Vampir Hükümdarı
Uyanış (4)
Noah ile Yuen biraz bekledikten sonra Yaşlı Lua ile karşılaştılar.
Noah minnettar bir şekilde Yaşlı Lua'nın önünde eğildi.
"Beni kurtardığınız için teşekkür ederim."

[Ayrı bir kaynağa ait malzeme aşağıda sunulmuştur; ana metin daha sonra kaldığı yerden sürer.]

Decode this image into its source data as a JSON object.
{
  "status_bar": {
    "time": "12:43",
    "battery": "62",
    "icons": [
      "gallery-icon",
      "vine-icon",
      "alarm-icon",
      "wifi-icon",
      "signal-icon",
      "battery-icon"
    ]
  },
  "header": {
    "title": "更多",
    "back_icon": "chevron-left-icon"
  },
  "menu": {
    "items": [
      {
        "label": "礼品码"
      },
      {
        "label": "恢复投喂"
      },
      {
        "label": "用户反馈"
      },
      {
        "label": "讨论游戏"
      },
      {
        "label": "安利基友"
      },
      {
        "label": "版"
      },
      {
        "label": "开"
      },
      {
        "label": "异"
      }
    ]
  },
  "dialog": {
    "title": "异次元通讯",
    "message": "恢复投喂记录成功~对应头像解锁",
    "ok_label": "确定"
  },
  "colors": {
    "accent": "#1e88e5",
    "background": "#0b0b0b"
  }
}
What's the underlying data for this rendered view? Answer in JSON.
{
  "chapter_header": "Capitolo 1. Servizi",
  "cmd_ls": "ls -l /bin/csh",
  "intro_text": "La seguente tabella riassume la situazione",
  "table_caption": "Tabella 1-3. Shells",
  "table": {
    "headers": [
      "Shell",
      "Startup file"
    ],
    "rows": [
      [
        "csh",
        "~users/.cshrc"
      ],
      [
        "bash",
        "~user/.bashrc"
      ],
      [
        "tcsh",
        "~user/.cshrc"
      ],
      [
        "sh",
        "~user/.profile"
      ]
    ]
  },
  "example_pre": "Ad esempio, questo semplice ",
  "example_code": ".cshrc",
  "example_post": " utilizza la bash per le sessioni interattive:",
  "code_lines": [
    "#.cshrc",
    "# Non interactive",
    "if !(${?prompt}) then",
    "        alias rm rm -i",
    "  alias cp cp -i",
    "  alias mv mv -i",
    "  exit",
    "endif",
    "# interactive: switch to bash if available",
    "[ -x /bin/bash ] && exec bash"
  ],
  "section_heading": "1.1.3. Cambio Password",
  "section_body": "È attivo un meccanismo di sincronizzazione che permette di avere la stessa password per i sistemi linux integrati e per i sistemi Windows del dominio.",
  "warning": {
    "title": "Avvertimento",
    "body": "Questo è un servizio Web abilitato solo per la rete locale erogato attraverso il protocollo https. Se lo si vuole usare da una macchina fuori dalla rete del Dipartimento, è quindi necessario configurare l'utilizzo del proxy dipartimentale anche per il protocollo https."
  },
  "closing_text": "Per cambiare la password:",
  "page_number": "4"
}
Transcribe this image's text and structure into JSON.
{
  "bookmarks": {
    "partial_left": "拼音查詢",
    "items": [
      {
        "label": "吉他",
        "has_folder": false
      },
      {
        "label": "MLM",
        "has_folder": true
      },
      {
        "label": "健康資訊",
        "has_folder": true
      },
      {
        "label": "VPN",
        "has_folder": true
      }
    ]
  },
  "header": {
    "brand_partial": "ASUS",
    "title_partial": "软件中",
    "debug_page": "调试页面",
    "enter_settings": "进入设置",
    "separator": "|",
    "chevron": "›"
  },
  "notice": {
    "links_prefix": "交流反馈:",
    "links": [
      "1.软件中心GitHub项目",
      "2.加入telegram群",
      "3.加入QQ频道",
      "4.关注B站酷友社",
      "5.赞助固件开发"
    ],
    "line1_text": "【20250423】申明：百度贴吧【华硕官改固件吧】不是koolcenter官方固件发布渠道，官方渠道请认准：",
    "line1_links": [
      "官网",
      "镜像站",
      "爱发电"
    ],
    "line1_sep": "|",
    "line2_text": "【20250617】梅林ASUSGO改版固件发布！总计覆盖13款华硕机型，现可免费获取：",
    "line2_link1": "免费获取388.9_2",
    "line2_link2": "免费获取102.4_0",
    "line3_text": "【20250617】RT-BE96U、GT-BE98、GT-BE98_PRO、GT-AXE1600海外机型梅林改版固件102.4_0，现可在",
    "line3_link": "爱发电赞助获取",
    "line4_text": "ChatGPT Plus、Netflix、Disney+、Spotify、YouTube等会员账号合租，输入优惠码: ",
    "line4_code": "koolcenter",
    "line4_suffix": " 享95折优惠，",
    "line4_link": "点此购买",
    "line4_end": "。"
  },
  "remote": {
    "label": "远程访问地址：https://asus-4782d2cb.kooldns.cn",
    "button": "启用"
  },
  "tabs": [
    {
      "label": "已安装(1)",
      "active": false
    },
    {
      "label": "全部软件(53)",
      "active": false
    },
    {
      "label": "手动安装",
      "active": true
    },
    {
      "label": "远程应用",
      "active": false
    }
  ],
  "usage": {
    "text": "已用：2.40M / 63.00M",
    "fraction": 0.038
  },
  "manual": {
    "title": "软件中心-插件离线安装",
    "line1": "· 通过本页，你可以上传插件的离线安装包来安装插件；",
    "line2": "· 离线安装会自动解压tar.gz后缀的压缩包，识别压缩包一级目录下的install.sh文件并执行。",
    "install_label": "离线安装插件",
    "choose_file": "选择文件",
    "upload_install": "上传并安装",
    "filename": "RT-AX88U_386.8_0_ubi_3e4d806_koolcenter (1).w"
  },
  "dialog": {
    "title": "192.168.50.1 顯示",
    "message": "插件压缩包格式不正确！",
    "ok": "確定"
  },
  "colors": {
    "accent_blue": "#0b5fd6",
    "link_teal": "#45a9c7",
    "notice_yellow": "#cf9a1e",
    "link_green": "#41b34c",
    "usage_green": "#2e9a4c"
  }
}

Yuen anlamamış bir ifade ile bakarken Yaşlı Lua tatminkar bir
şekilde gülümsedi.
Yaşlı Lua, "Sorun değil. İstediğin zaman yardıma
gelebilirim de o adam... Temel Sağlamlaştırma da olan birisine saldıracak tipte
birisi değildi. Kimi kızdırmış olabilirsin. Bir fikrin var mı?" diye
sordu.
"Hmmm... Yaşlı Duo?" dedi
emin olamayarak. Yüzde doksan ihtimalle oydu ona göre fakat
ispatlayamayacağından çekingendi.
"O mu? Emin misin? Yaşlı Duo oldukça iyi birisidir ve
gençleri oldukça önemser." diye sordu inançsızlıkla.
Yuen ise ne olduğunu biraz geç anlamış ve endişeli bir şekilde
Noah'ı soru bombardımanına tuttu.
"Noah saldırıya mı uğradın!? İyi misin? Yaralandın mı?"
Noah aniden gelen sorular ile şaşırdı fakat ilgi nedeni ile de
yanakları pembeleşti.
Yaşlı Lua'nın neden inanmadığını bilmese de Noah bir şeyden
emindi. O adam -Yaşlı Duo- ona karşı nedensizce düşmanlık besliyordu ve onu bi
şekilde durdurmalıydı.
Fakat bunu kimseye söylemedi. Bunun yerine "Pekâlâ
siz öyle diyorsanız yapabileceğim bir şey yok. Tekrardan yardımınız için
teşekkür ederim. Hadi Yuen beni eve götür." dedi.
Yuen ne olduğunu tam olarak anlamasa da onayladı. Saygı icabı
Yaşlı Lua'nın önünde eğildi ve Noah ile oradan ayrıldı.
Yaşlı Lua iç geçirdi ve evine döndü.
...
Yolda ilerlerken Yuen birden konuştu.
"Ne olduğunu bana da anlatacak mısın?"
Noah, 'Daha kim olduğunu bile bilmediğim birisine daha
anneme bile söylemediğim bir şeyi söylememi beklemiyorsun değil mi?' diye
düşündü.
Fakat bunun gibi kabaca bir cevap yerine, "Belki
başka zaman." diye kestirip attı.
Yuen biraz homurdandı ve bu hali oldukça tatlı sayılırdı.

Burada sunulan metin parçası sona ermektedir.